Kleiner Perkins has launched a new, small seed stage investment initiative within its latest fund to invest in technology like virtual reality and drones that will offer founders a suite of additional services.
As part of this new fund called the Edge fund, Kleiner Perkins has brought on Roneil Rumburg, am engineer, and Ruby Lee, a product hire, to build software that will help those founders deal with various problems like recruiting and operations. Kleiner Perkins will write $250,000 checks as uncapped convertible notes.
“At beginning of this year or sometime late last year — maybe longer — [founding partner] Anjney [Midha] and I had been brainstorming,” Kleiner Perkins managing partner Mike Abbott said. “When were looking at the future of venture capital, we’re feeling pretty strongly there has to be more software and APIs that are offered by venture firms to existing portfolio companies, especially new ones.”
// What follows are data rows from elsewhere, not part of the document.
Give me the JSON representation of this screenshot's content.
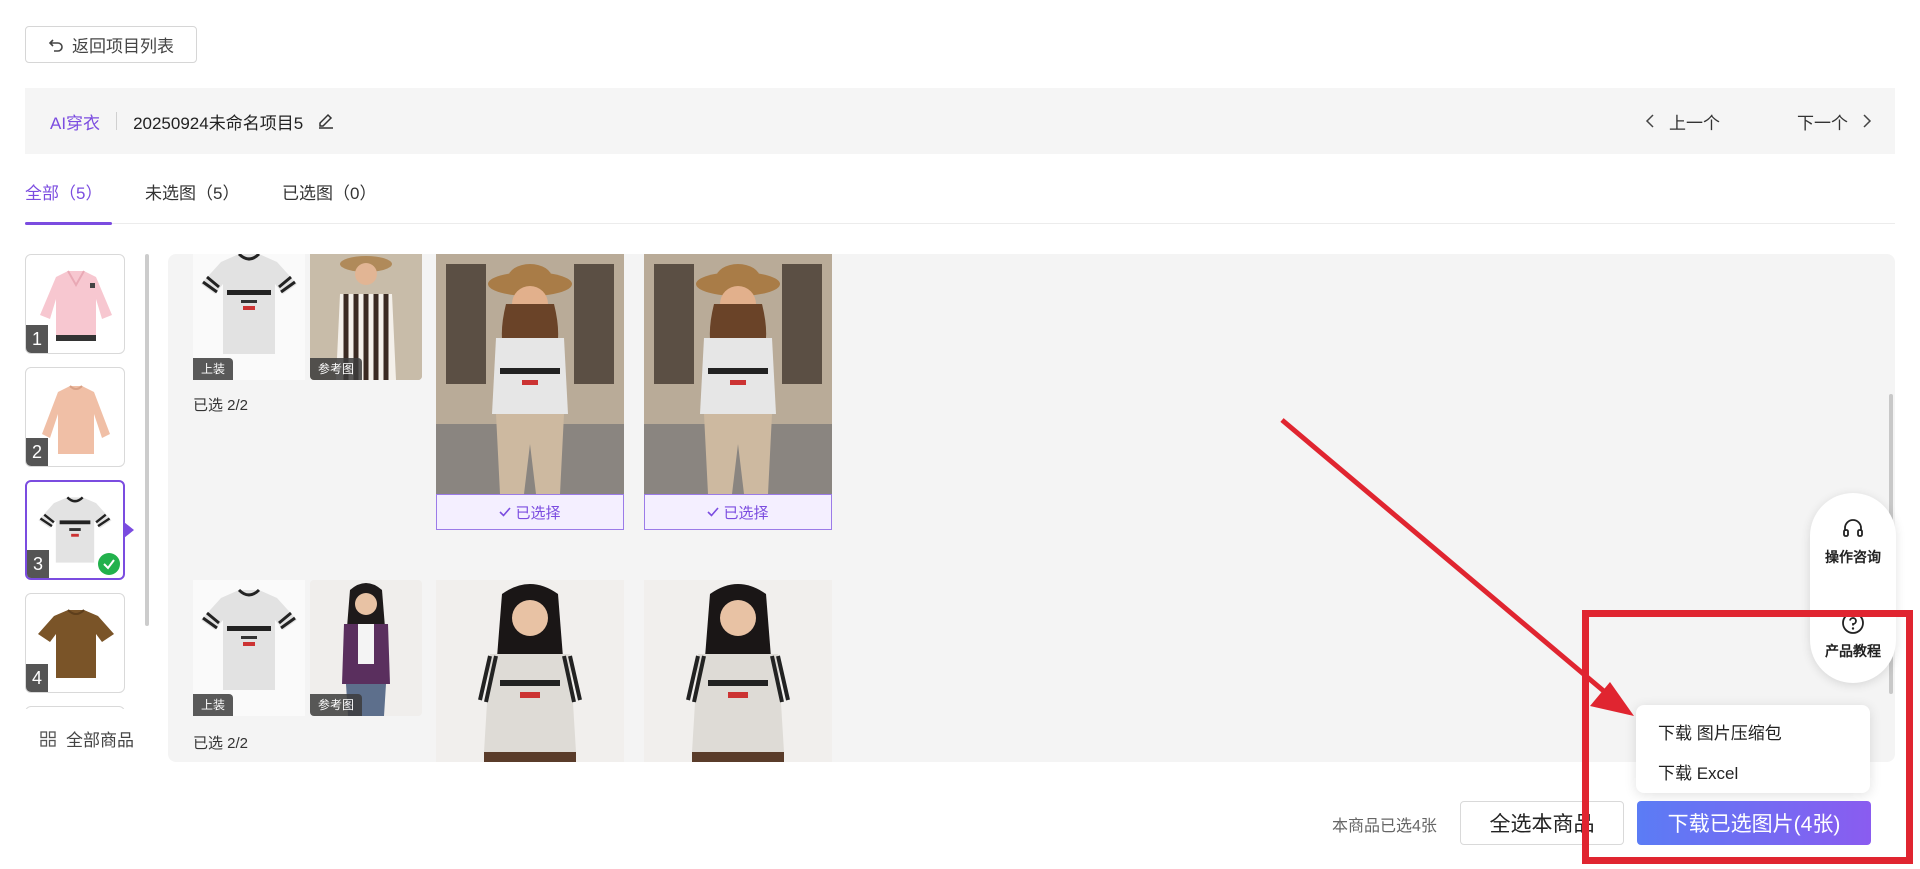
{
  "header": {
    "back_label": "返回项目列表"
  },
  "project": {
    "type": "AI穿衣",
    "name": "20250924未命名项目5",
    "prev_label": "上一个",
    "next_label": "下一个"
  },
  "tabs": [
    {
      "label": "全部（5）",
      "active": true
    },
    {
      "label": "未选图（5）",
      "active": false
    },
    {
      "label": "已选图（0）",
      "active": false
    }
  ],
  "thumbnails": [
    {
      "num": "1",
      "garment": "pink-sweater",
      "selected": false
    },
    {
      "num": "2",
      "garment": "peach-longsleeve",
      "selected": false
    },
    {
      "num": "3",
      "garment": "grey-tshirt",
      "selected": true
    },
    {
      "num": "4",
      "garment": "brown-tshirt",
      "selected": false
    }
  ],
  "all_products_label": "全部商品",
  "groups": [
    {
      "top_tag": "上装",
      "ref_tag": "参考图",
      "count_label": "已选 2/2",
      "results": [
        {
          "status": "已选择"
        },
        {
          "status": "已选择"
        }
      ]
    },
    {
      "top_tag": "上装",
      "ref_tag": "参考图",
      "count_label": "已选 2/2",
      "results": [
        {
          "status": ""
        },
        {
          "status": ""
        }
      ]
    }
  ],
  "float_panel": {
    "consult_label": "操作咨询",
    "tutorial_label": "产品教程"
  },
  "download_menu": {
    "zip_label": "下载 图片压缩包",
    "excel_label": "下载 Excel"
  },
  "footer": {
    "selected_info": "本商品已选4张",
    "select_all_label": "全选本商品",
    "download_label": "下载已选图片(4张)"
  },
  "colors": {
    "accent": "#7b4ce0",
    "download_gradient_start": "#5b7cf5",
    "download_gradient_end": "#8a5cf0",
    "annotation_red": "#e02530",
    "check_green": "#22b14c"
  }
}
This fund has a bit of a different structure too. Midha and the team plan to spend around two of the days investing, and the other days working “in product mode” — which would mean engineering, designing and shipping code.
“The actual workflow isn’t that different from our own founders,” Midha said. “If you come to the San Francisco office, the actual workflow isn’t that different from our own founders. Our customers are founders. If we’re not adding value, if we aren’t helping our founders in that mode, we have to change that just like any other new generation funds.”
Like many new venture capital configurations, the Edge fund is still an experiment. Midha will spend around a half hour to 45 minutes meeting with companies and then say they will give a final verdict on an investment in around 72 hours. The goal is to be as “founder friendly” as possible — though, in theory, most firms would say they would be shooting for that goal. (Update: As a clarification, Abbott has basically no day-to-day involvement in the fund and only has a mentorship role.)
This new fund’s structure as part of its existing fund is not entirely different from its iFund, an earlier venture that saw investments in companies like Shazam — though this involves staffing up to add value. It also enlists some of Kleiner Perkins’ youngest partners, which is interesting as observers see Kleiner Perkins at a moment where there may be a generational transfer, with Midha and Abbott the firm’s latest stars. Kleiner Perkins, though, is familiar with these kinds of changes, Abbott said.
“We’re both focused on the future,” he said. “We have this story of a brand and a network and a platform, and so now we have to think, ‘how do we bring this to the next level.’ It’s an interesting question. Generational transitions are important, and this firm has been around for about 45 years — during that time going through three or four transitions. That transition is managed through the other five general partners and myself. This [fund] is looking at, from an entrepreneur’s perspective, how do we continue to provide unfair advantages to the companies that work with Kleiner Perkins.”
Kleiner Perkins has also seen a recent run of success thanks to its investments in MyFitnessPal (acquired by Under Armour) and has made new investments in Shyp and DoorDash. But in many ways, it doesn’t come down to just the brand, and firms have to show startups — especially as valuations are racing higher and higher — that they have to contribute some additional value beyond just a check.
To his credit, Abbott says he too is shipping code (and he prefers Python). “You’ll be hard pressed to find a fund where founders are spending more code than investing,” Midha said.